Editorials: Accusation against a Priest
February 14, 2006
People can mine a number of reasons not to believe the allegation of an 18-year-old woman that a priest raped her a number of times, the first one in 2005.
Conspiracy theorists, for example, have already presented one line, the socio-political angle: the priest has been vocal in his opposition to some proposed government projects and the allegation is both payback and a way to ease him out of the scene.
Others have been simplistic: maybe the girl wanted money.
For those who believe in the socio-political angle, however, the allegation presupposes the following:
One, that those behind the government projects consider the priest a major stumbling block, are incensed at him and are so devious they cannot stop themselves from plotting the cleric's fall and implementing it.
Two, that the woman was daring enough to accept being used as pawn, does not have any qualms about how people may perceive her and consider herself wily to be able to withstand the subsequent interrogations she would have to endure.

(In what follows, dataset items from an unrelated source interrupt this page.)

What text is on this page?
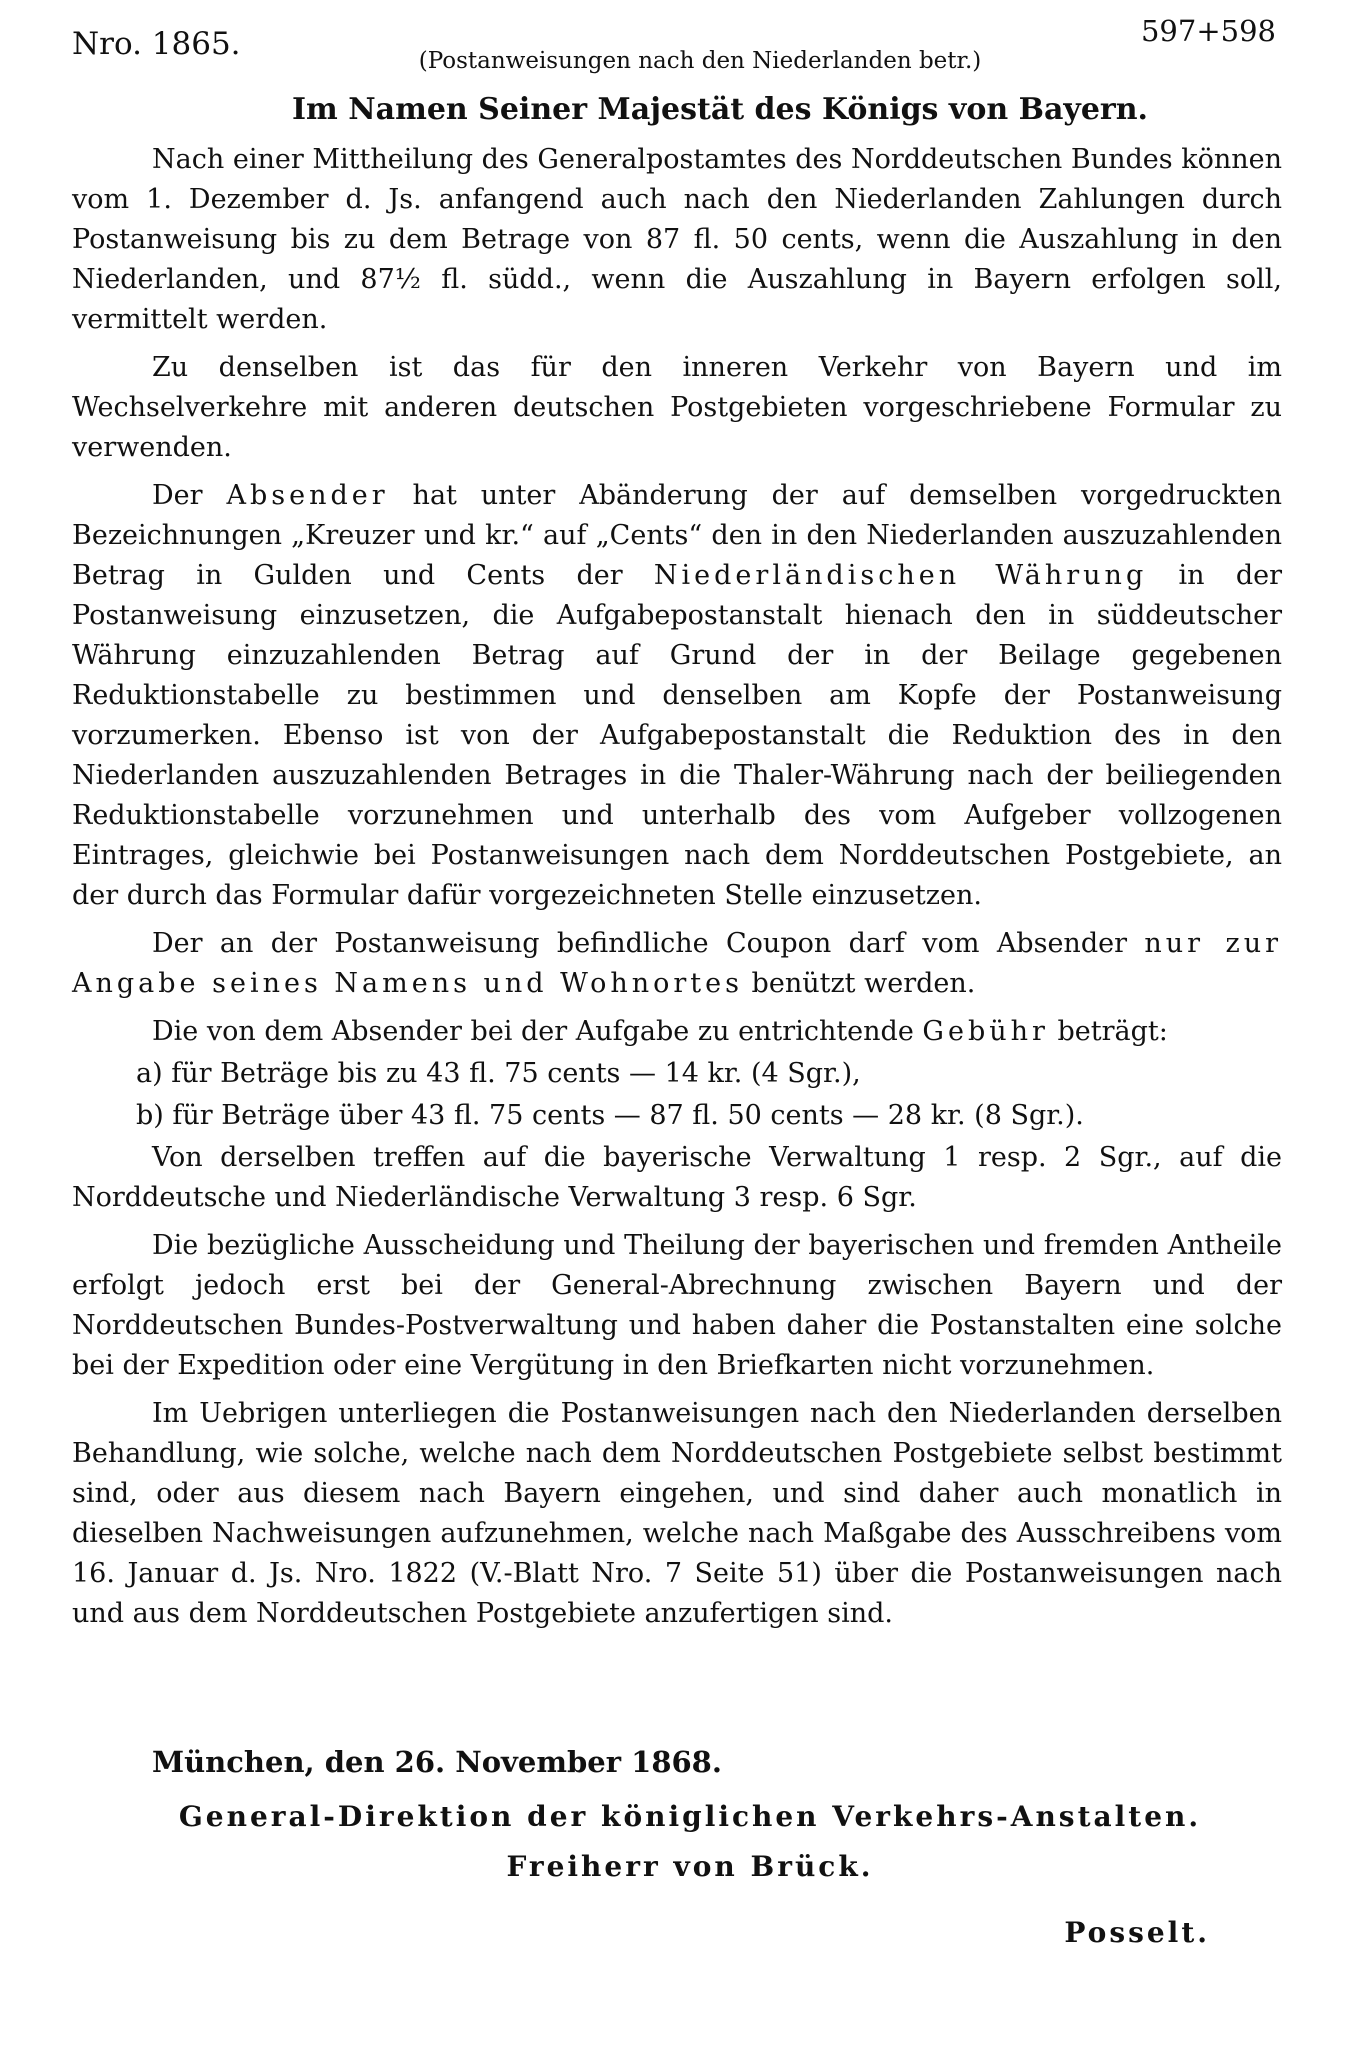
Nro. 1865.	597+598
(Postanweisungen nach den Niederlanden betr.)
Im Namen Seiner Majestät des Königs von Bayern.

Nach einer Mittheilung des Generalpostamtes des Norddeutschen Bundes können vom 1. Dezember d. Js. anfangend auch nach den Niederlanden Zahlungen durch Postanweisung bis zu dem Betrage von 87 fl. 50 cents, wenn die Auszahlung in den Niederlanden, und 87½ fl. südd., wenn die Auszahlung in Bayern erfolgen soll, vermittelt werden.

Zu denselben ist das für den inneren Verkehr von Bayern und im Wechselverkehre mit anderen deutschen Postgebieten vorgeschriebene Formular zu verwenden.

Der Absender hat unter Abänderung der auf demselben vorgedruckten Bezeichnungen „Kreuzer und kr.“ auf „Cents“ den in den Niederlanden auszuzahlenden Betrag in Gulden und Cents der Niederländischen Währung in der Postanweisung einzusetzen, die Aufgabepostanstalt hienach den in süddeutscher Währung einzuzahlenden Betrag auf Grund der in der Beilage gegebenen Reduktionstabelle zu bestimmen und denselben am Kopfe der Postanweisung vorzumerken. Ebenso ist von der Aufgabepostanstalt die Reduktion des in den Niederlanden auszuzahlenden Betrages in die Thaler-Währung nach der beiliegenden Reduktionstabelle vorzunehmen und unterhalb des vom Aufgeber vollzogenen Eintrages, gleichwie bei Postanweisungen nach dem Norddeutschen Postgebiete, an der durch das Formular dafür vorgezeichneten Stelle einzusetzen.

Der an der Postanweisung befindliche Coupon darf vom Absender nur zur Angabe seines Namens und Wohnortes benützt werden.

Die von dem Absender bei der Aufgabe zu entrichtende Gebühr beträgt:

a) für Beträge bis zu 43 fl. 75 cents — 14 kr. (4 Sgr.),

b) für Beträge über 43 fl. 75 cents — 87 fl. 50 cents — 28 kr. (8 Sgr.).

Von derselben treffen auf die bayerische Verwaltung 1 resp. 2 Sgr., auf die Norddeutsche und Niederländische Verwaltung 3 resp. 6 Sgr.

Die bezügliche Ausscheidung und Theilung der bayerischen und fremden Antheile erfolgt jedoch erst bei der General-Abrechnung zwischen Bayern und der Norddeutschen Bundes-Postverwaltung und haben daher die Postanstalten eine solche bei der Expedition oder eine Vergütung in den Briefkarten nicht vorzunehmen.

Im Uebrigen unterliegen die Postanweisungen nach den Niederlanden derselben Behandlung, wie solche, welche nach dem Norddeutschen Postgebiete selbst bestimmt sind, oder aus diesem nach Bayern eingehen, und sind daher auch monatlich in dieselben Nachweisungen aufzunehmen, welche nach Maßgabe des Ausschreibens vom 16. Januar d. Js. Nro. 1822 (V.-Blatt Nro. 7 Seite 51) über die Postanweisungen nach und aus dem Norddeutschen Postgebiete anzufertigen sind.

München, den 26. November 1868.
General-Direktion der königlichen Verkehrs-Anstalten.
Freiherr von Brück.
Posselt.
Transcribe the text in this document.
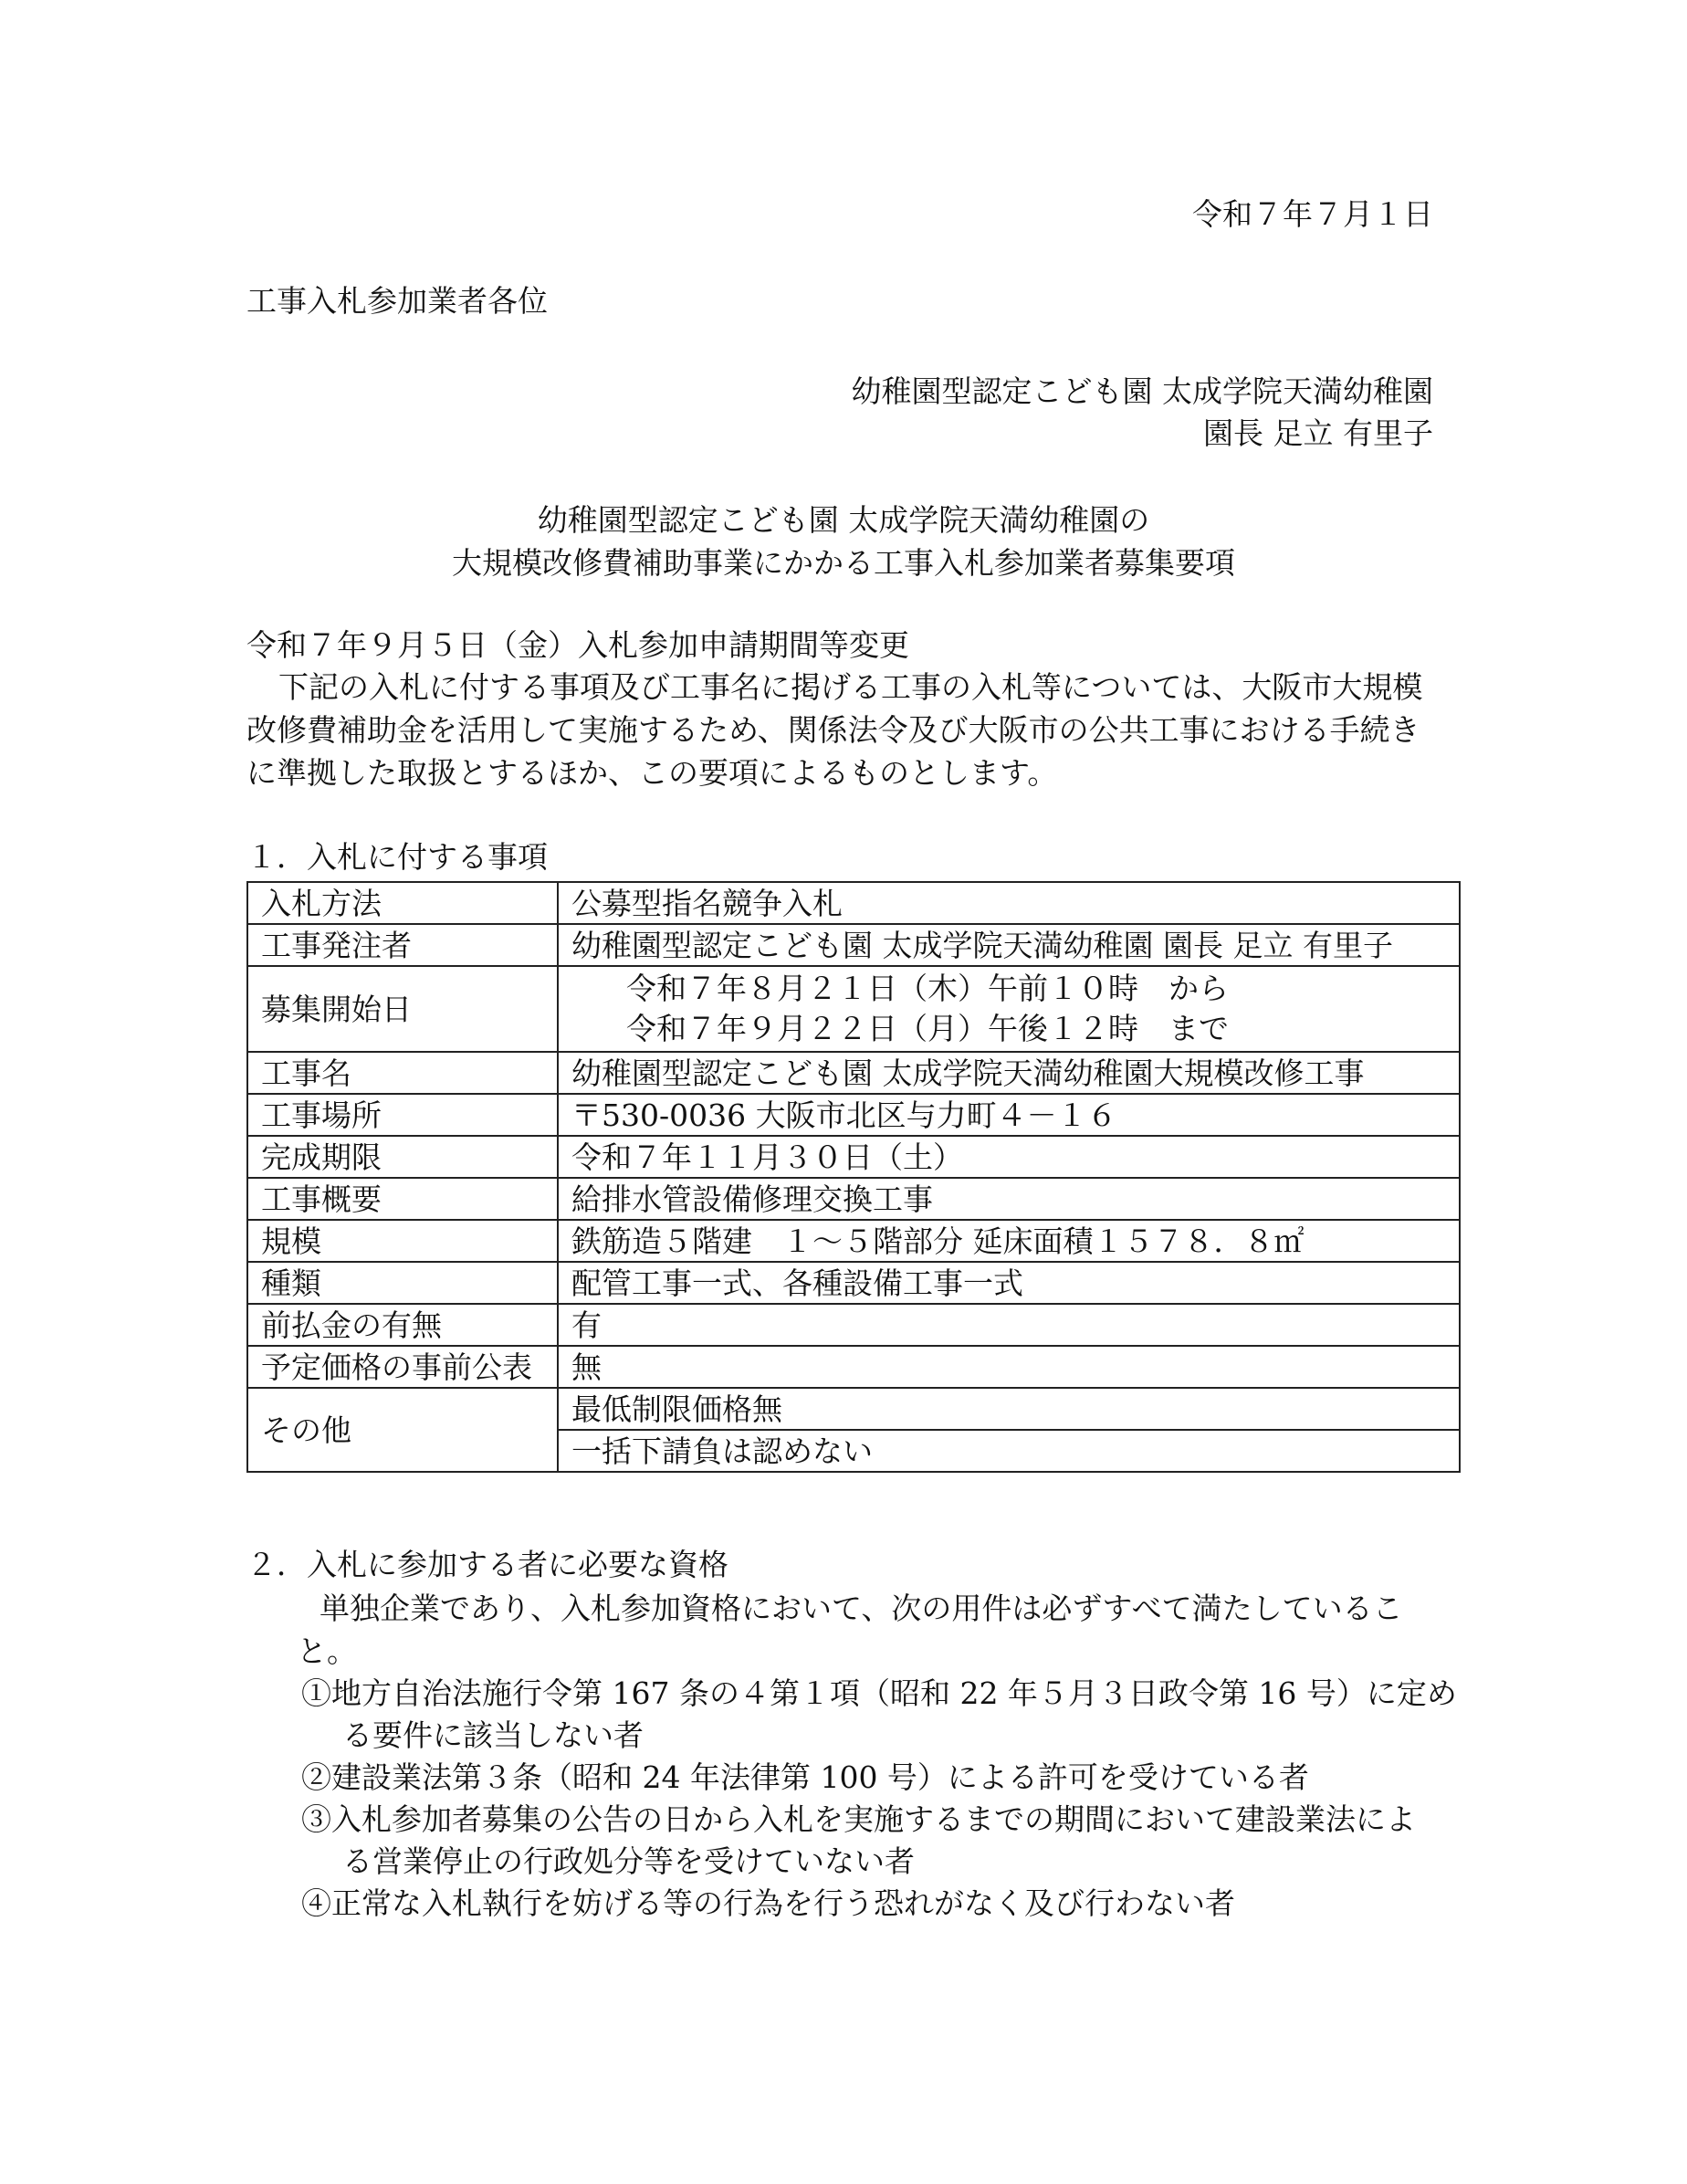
令和７年７月１日
工事入札参加業者各位
幼稚園型認定こども園 太成学院天満幼稚園
園長 足立 有里子
幼稚園型認定こども園 太成学院天満幼稚園の
大規模改修費補助事業にかかる工事入札参加業者募集要項
令和７年９月５日（金）入札参加申請期間等変更
下記の入札に付する事項及び工事名に掲げる工事の入札等については、大阪市大規模
改修費補助金を活用して実施するため、関係法令及び大阪市の公共工事における手続き
に準拠した取扱とするほか、この要項によるものとします。
１．入札に付する事項
入札方法	公募型指名競争入札
工事発注者	幼稚園型認定こども園 太成学院天満幼稚園 園長 足立 有里子
募集開始日	令和７年８月２１日（木）午前１０時　から
令和７年９月２２日（月）午後１２時　まで

工事名	幼稚園型認定こども園 太成学院天満幼稚園大規模改修工事
工事場所	〒530-0036 大阪市北区与力町４－１６
完成期限	令和７年１１月３０日（土）
工事概要	給排水管設備修理交換工事
規模	鉄筋造５階建　１～５階部分 延床面積１５７８．８㎡
種類	配管工事一式、各種設備工事一式
前払金の有無	有
予定価格の事前公表	無
その他	最低制限価格無
	一括下請負は認めない
２．入札に参加する者に必要な資格
単独企業であり、入札参加資格において、次の用件は必ずすべて満たしているこ
と。
①地方自治法施行令第 167 条の４第１項（昭和 22 年５月３日政令第 16 号）に定め
る要件に該当しない者
②建設業法第３条（昭和 24 年法律第 100 号）による許可を受けている者
③入札参加者募集の公告の日から入札を実施するまでの期間において建設業法によ
る営業停止の行政処分等を受けていない者
④正常な入札執行を妨げる等の行為を行う恐れがなく及び行わない者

As for the money theory, there's also this standing argument for the accuser: whether any woman would risk tangling with a member of a powerful institution and open herself up to public ridicule for all the money in the world.
What this means is that, at this stage, supporters of both the accuser and the accused can come up with their own spins on the case and be believable, at least, to a certain degree.
But opposing sides voicing arguments and counter-arguments won't serve the interest of the truth; allowing the judicial system to roll with the least interference may.
It is good that the Cebu archdiocese, through its presbyteral council, has started investigating the accusation, although there are fears the probe's report might end up contradicting whatever the prosecutors, and eventually the court, would come up with.
But it would be even better if the faithful, especially in the diocese where the priest is serving, also rein in their emotions and not demonize the accusation even before all the facts are in.
Social pressure can also scuttle the search for truth as it can push the accuser to give up the fight even if she may really have a case against the priest.
The wheels of justice, in this instance, have not even turned; the best thing to do, as of the moment, is maybe to move back and allow it to start rolling.